Charging for additional services can be a lucrative way to boost bottom lines, but providers need to tread carefully to avoid potential litigation, a webinar has heard.
Presented by law firm Russell Kennedy and a consultancy firm last Thursday, the webinar looks at the risks, regulatory requirements and practical issues of successfully implementing and managing additional services.
Russell Kennedy Principal, Victor Harcourt, who was involved in the design of the Aged Care Act in 1997, noted that the section of the Act that deals with other care and services (56 (1) (e)) actually provides little details about what providers can charge consumers other than the responsibility not to charge more than the amount agreed beforehand.
The Government also actively encouraged providers to allow bundled services, he said, but relatively few providers offer this option.
Most providers offering additional services for free
Of 100 providers surveyed, 84% actively advertised their additional services, but only 30% offered bundled services while 70% were opt in/opt out.

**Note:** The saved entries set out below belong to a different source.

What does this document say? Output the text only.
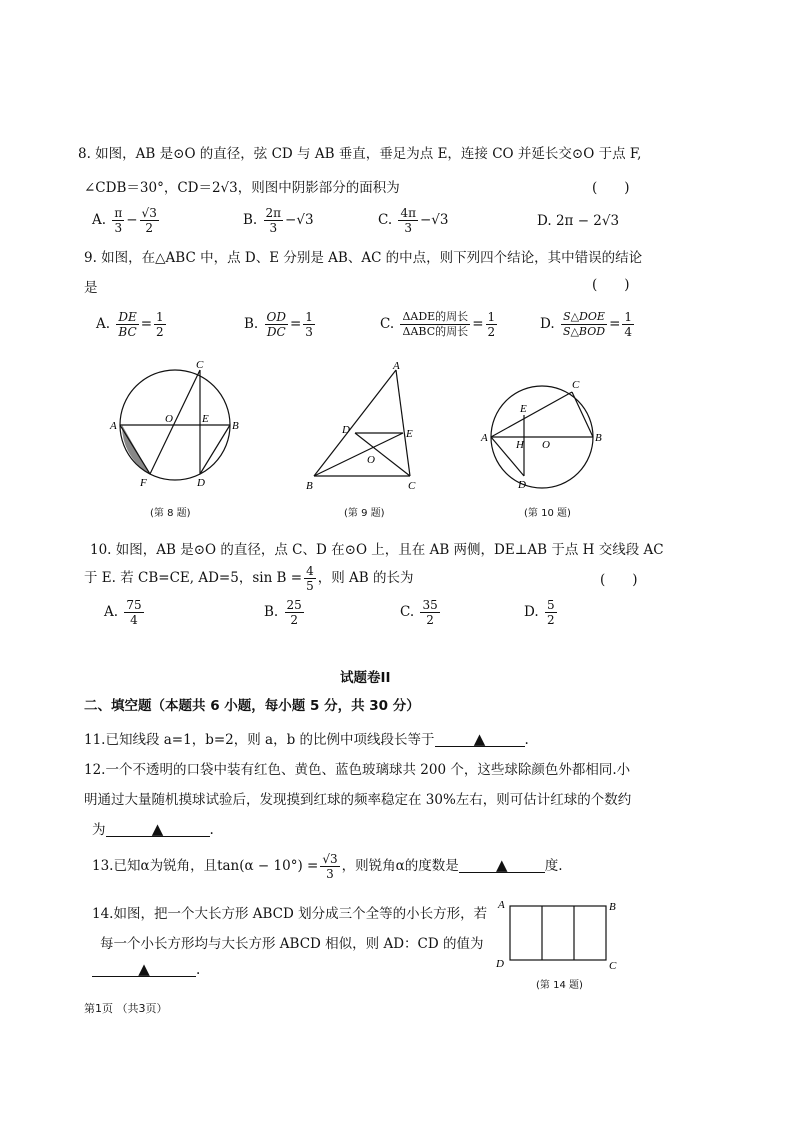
8. 如图，AB 是⊙O 的直径，弦 CD 与 AB 垂直，垂足为点 E，连接 CO 并延长交⊙O 于点 F,
∠CDB＝30°，CD＝2√3，则图中阴影部分的面积为	(　　)
A. $\frac{\pi}{3} - \frac{√3}{2}$	B. $\frac{2\pi}{3} -√3$	C. $\frac{4\pi}{3} -√3$	D. 2π − 2√3
9. 如图，在△ABC 中，点 D、E 分别是 AB、AC 的中点，则下列四个结论，其中错误的结论
是	(　　)
A. $\frac{DE}{BC} = \frac{1}{2}$	B. $\frac{OD}{DC} = \frac{1}{3}$	C. $\frac{\text{ΔADE的周长}}{\text{ΔABC的周长}} = \frac{1}{2}$	D. $\frac{\text{S△DOE}}{\text{S△BOD}} = \frac{1}{4}$
C
O	E
A	B
F	D
(第 8 题)
A
D	E
O
B	C
(第 9 题)
C
E
A
H O
B
D
(第 10 题)
10. 如图，AB 是⊙O 的直径，点 C、D 在⊙O 上，且在 AB 两侧，DE⊥AB 于点 H 交线段 AC
于 E. 若 CB=CE, AD=5，$\sin B = \frac{4}{5}$ ，则 AB 的长为	(　　)
A. $\frac{75}{4}$	B. $\frac{25}{2}$	C. $\frac{35}{2}$	D. $\frac{5}{2}$
试题卷II
二、填空题（本题共 6 小题，每小题 5 分，共 30 分）
11.已知线段 a=1，b=2，则 a，b 的比例中项线段长等于	▲	.
12.一个不透明的口袋中装有红色、黄色、蓝色玻璃球共 200 个，这些球除颜色外都相同.小
明通过大量随机摸球试验后，发现摸到红球的频率稳定在 30%左右，则可估计红球的个数约
为	▲	.
13.已知α为锐角，且$\tan(\alpha - 10^\circ) = \frac{√3}{3}$ ，则锐角α的度数是 ▲	度.
14.如图，把一个大长方形 ABCD 划分成三个全等的小长方形，若
每一个小长方形均与大长方形 ABCD 相似，则 AD：CD 的值为
▲	.
A	B
D	C
(第 14 题)
第1页 （共3页）
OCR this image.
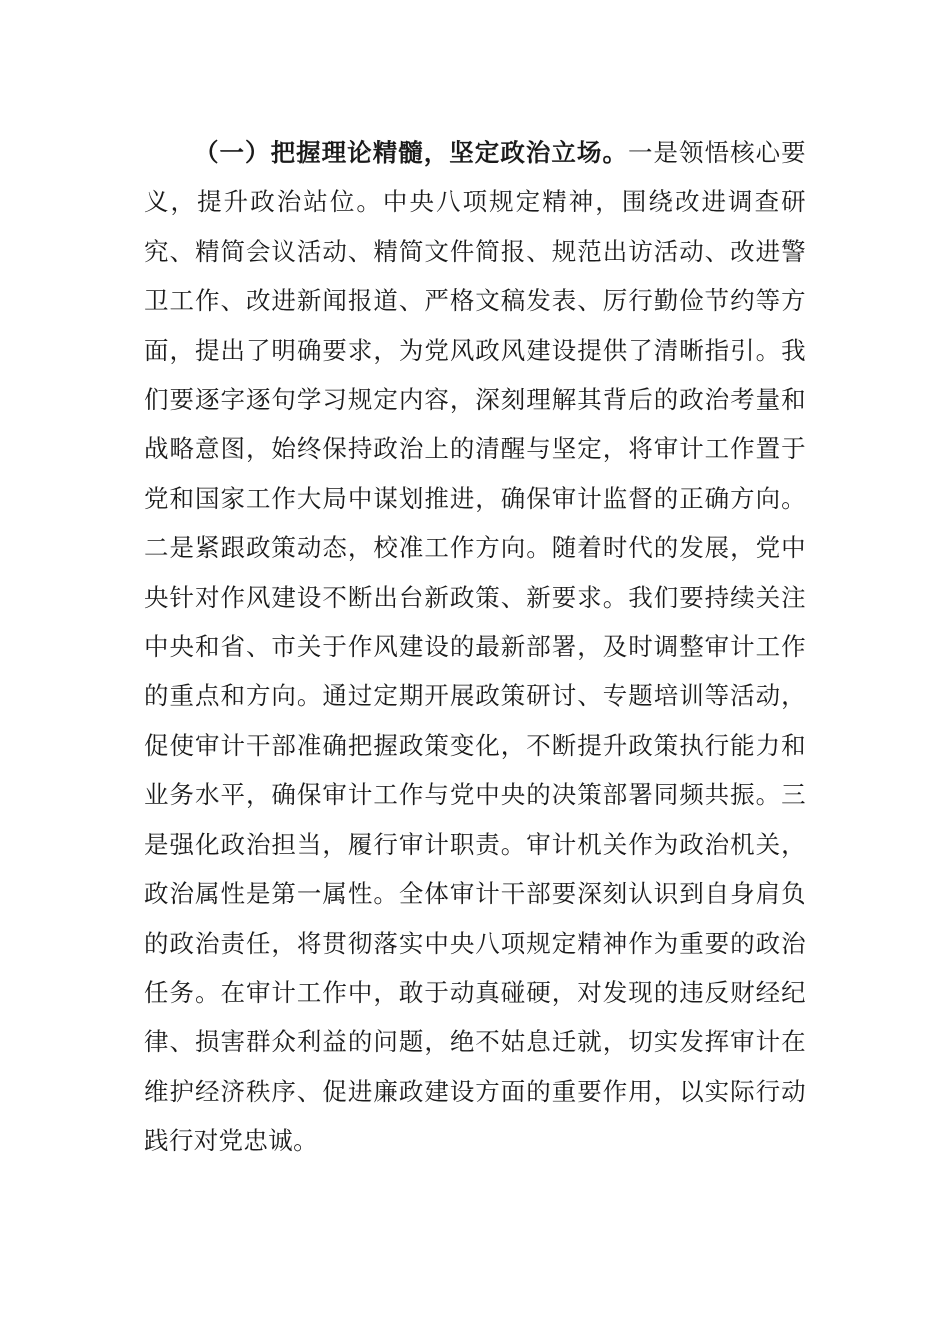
（一）把握理论精髓，坚定政治立场。一是领悟核心要义，提升政治站位。中央八项规定精神，围绕改进调查研究、精简会议活动、精简文件简报、规范出访活动、改进警卫工作、改进新闻报道、严格文稿发表、厉行勤俭节约等方面，提出了明确要求，为党风政风建设提供了清晰指引。我们要逐字逐句学习规定内容，深刻理解其背后的政治考量和战略意图，始终保持政治上的清醒与坚定，将审计工作置于党和国家工作大局中谋划推进，确保审计监督的正确方向。二是紧跟政策动态，校准工作方向。随着时代的发展，党中央针对作风建设不断出台新政策、新要求。我们要持续关注中央和省、市关于作风建设的最新部署，及时调整审计工作的重点和方向。通过定期开展政策研讨、专题培训等活动，促使审计干部准确把握政策变化，不断提升政策执行能力和业务水平，确保审计工作与党中央的决策部署同频共振。三是强化政治担当，履行审计职责。审计机关作为政治机关，政治属性是第一属性。全体审计干部要深刻认识到自身肩负的政治责任，将贯彻落实中央八项规定精神作为重要的政治任务。在审计工作中，敢于动真碰硬，对发现的违反财经纪律、损害群众利益的问题，绝不姑息迁就，切实发挥审计在维护经济秩序、促进廉政建设方面的重要作用，以实际行动践行对党忠诚。
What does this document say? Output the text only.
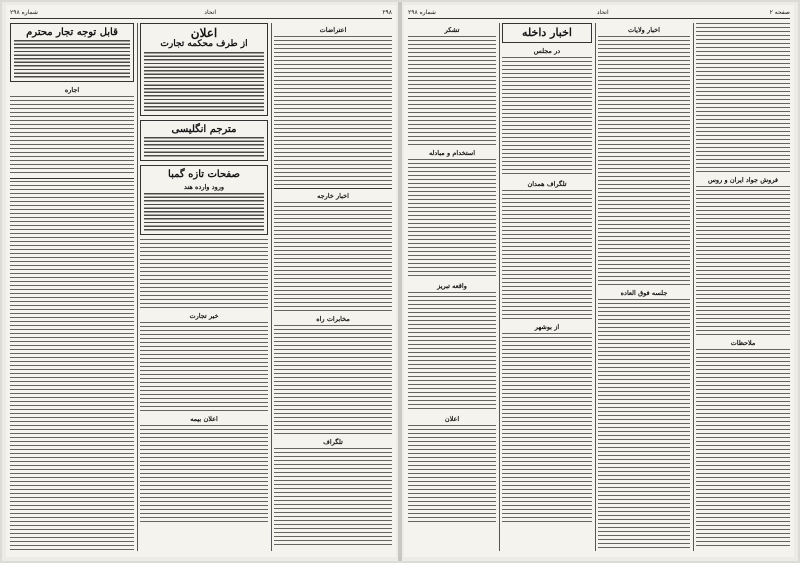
ﺷﻤﺎﺭﻩ ۲۹۸	ﺍﺗﺤﺎﺩ	۲۹۸
ﻗﺎﺑﻞ ﺗﻮﺟﻪ ﺗﺠﺎﺭ ﻣﺤﺘﺮﻡ
ﺍﺟﺎﺭﻩ
ﺍﻋﻼﻥ
ﺍﺯ ﻃﺮﻑ ﻣﺤﻜﻤﻪ ﺗﺠﺎﺭﺕ
ﻣﺘﺮﺟﻢ ﺍﻧﮕﻠﻴﺴﻰ
ﺻﻔﺤﺎﺕ ﺗﺎﺯﻩ ﮔﻤﺒﺎ
ﻭﺭﻭﺩ ﻭﺍﺭﺩﻩ ﻫﻨﺪ
ﺧﺒﺮ ﺗﺠﺎﺭﺕ
ﺍﻋﻼﻥ ﺑﻴﻤﻪ
ﺍﻋﺘﺮﺍﺿﺎﺕ
ﺍﺧﺒﺎﺭ ﺧﺎﺭﺟﻪ
ﻣﺨﺎﺑﺮﺍﺕ ﺭﺍﻩ
ﺗﻠﮕﺮﺍﻑ
ﺷﻤﺎﺭﻩ ۲۹۸	ﺍﺗﺤﺎﺩ	ﺻﻔﺤﻪ ۲
ﺗﺸﻜﺮ
ﺍﺳﺘﺨﺪﺍﻡ ﻭ ﻣﺒﺎﺩﻟﻪ
ﻭﺍﻗﻌﻪ ﺗﺒﺮﻳﺰ
ﺍﻋﻼﻥ
ﺍﺧﺒﺎﺭ ﺩﺍﺧﻠﻪ
ﺩﺭ ﻣﺠﻠﺲ
ﺗﻠﮕﺮﺍﻑ ﻫﻤﺪﺍﻥ
ﺍﺯ ﺑﻮﺷﻬﺮ
ﺍﺧﺒﺎﺭ ﻭﻻﻳﺎﺕ
ﺟﻠﺴﻪ ﻓﻮﻕ ﺍﻟﻌﺎﺩﻩ
ﻓﺮﻭﺵ ﺟﻮﺍﺩ ﺍﻳﺮﺍﻥ ﻭ ﺭﻭﺱ
ﻣﻠﺎﺣﻈﺎﺕ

83% of For Profits offered additional services – yet most were providing these services for free.
Viewers were told that they should only charge for services that they already provide – and target new residents.
For residents that are less able to afford additional services, the fee can be taken out of their RAD or a small nominal fee charged.

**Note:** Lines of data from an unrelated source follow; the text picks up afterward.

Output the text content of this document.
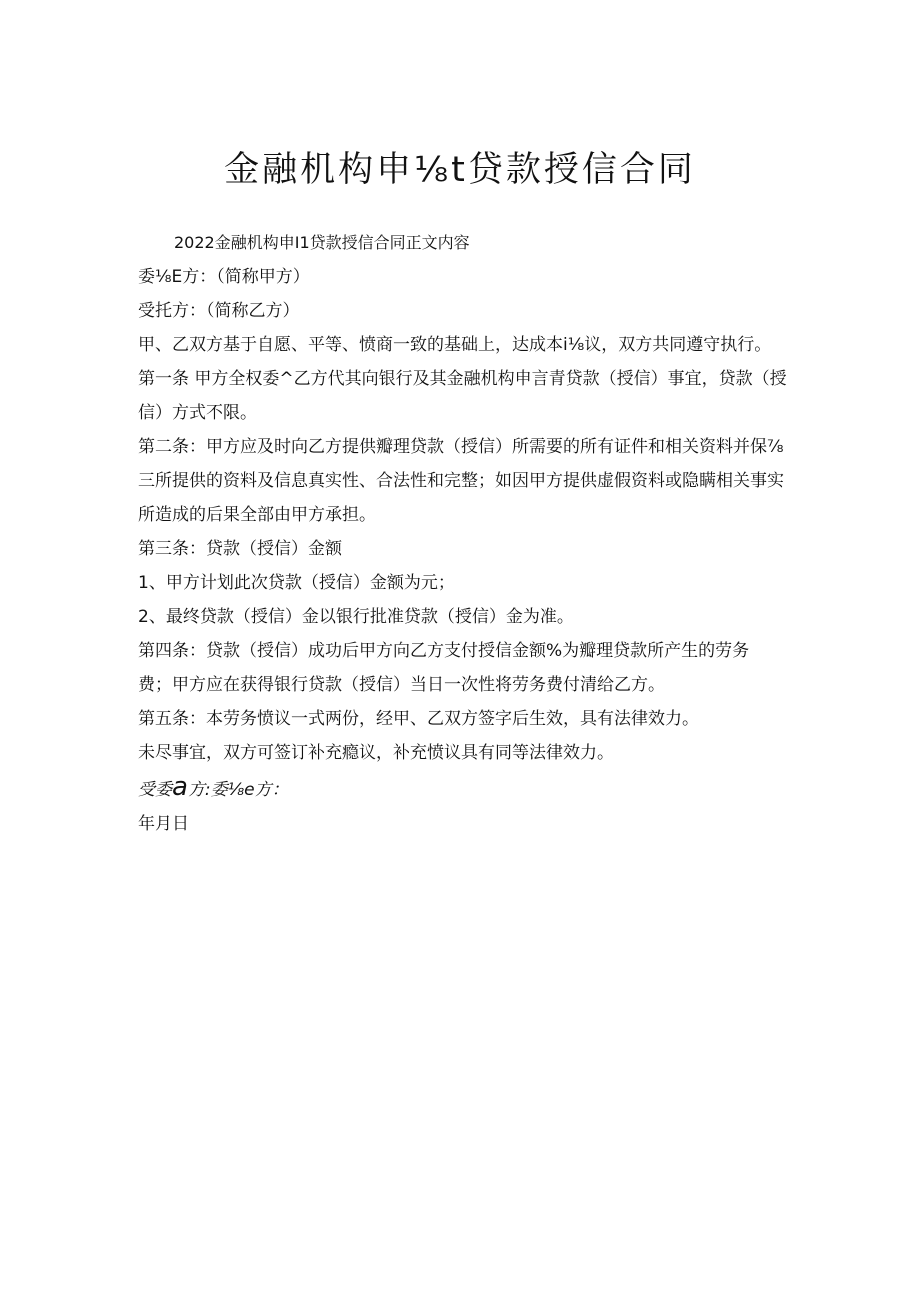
金融机构申⅛t贷款授信合同
2022金融机构申I1贷款授信合同正文内容
委⅛E方：（简称甲方）
受托方：（简称乙方）
甲、乙双方基于自愿、平等、愤商一致的基础上，达成本i⅛议，双方共同遵守执行。
第一条 甲方全权委^乙方代其向银行及其金融机构申言青贷款（授信）事宜，贷款（授
信）方式不限。
第二条：甲方应及时向乙方提供瓣理贷款（授信）所需要的所有证件和相关资料并保⅞
三所提供的资料及信息真实性、合法性和完整；如因甲方提供虚假资料或隐瞒相关事实
所造成的后果全部由甲方承担。
第三条：贷款（授信）金额
1、甲方计划此次贷款（授信）金额为元；
2、最终贷款（授信）金以银行批准贷款（授信）金为准。
第四条：贷款（授信）成功后甲方向乙方支付授信金额%为瓣理贷款所产生的劳务
费；甲方应在获得银行贷款（授信）当日一次性将劳务费付清给乙方。
第五条：本劳务愤议一式两份，经甲、乙双方签字后生效，具有法律效力。
未尽事宜，双方可签订补充瘾议，补充愤议具有同等法律效力。
受委a方:委⅛e方：
年月日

Regulator takes tough line on ‘benefit’ of additional services to residents
There are compliance risks however in establishing and additional services program or modifying a current one however.
Russell Kennedy Principal Anita Courtney said it was important to itemise each service plus its cost in each agreement and invoice, but some invoicing software has difficulty with thus.
Anita added that the Aged Care Quality and Safety Commission (ACQSC) also takes the firm view that residents should not pay for any services that they do not benefit from.
Additional services can also only be renegotiated with the consent of the resident, which can be hard to obtain.
Prices need to be set out in resident agreements – and be flexible
In terms of pricing, Anita said resident agreements are key to setting out prices and should include a clause to change a resident’s service if circumstances change as well as a clause to vary the fees if you want to increase them on a yearly basis.
She is not a fan of clauses that simply give 28 days’ notice – instead providers should be more specific, for example, saying fees will rise by CPI or by 3% with 28 days’ notice.
“The more flexible a clause is, the less likely it is to hold up,” she stated.
“We’re recommending people have a clause that enables them to withdraw or modify additional services in response to regulatory changes.”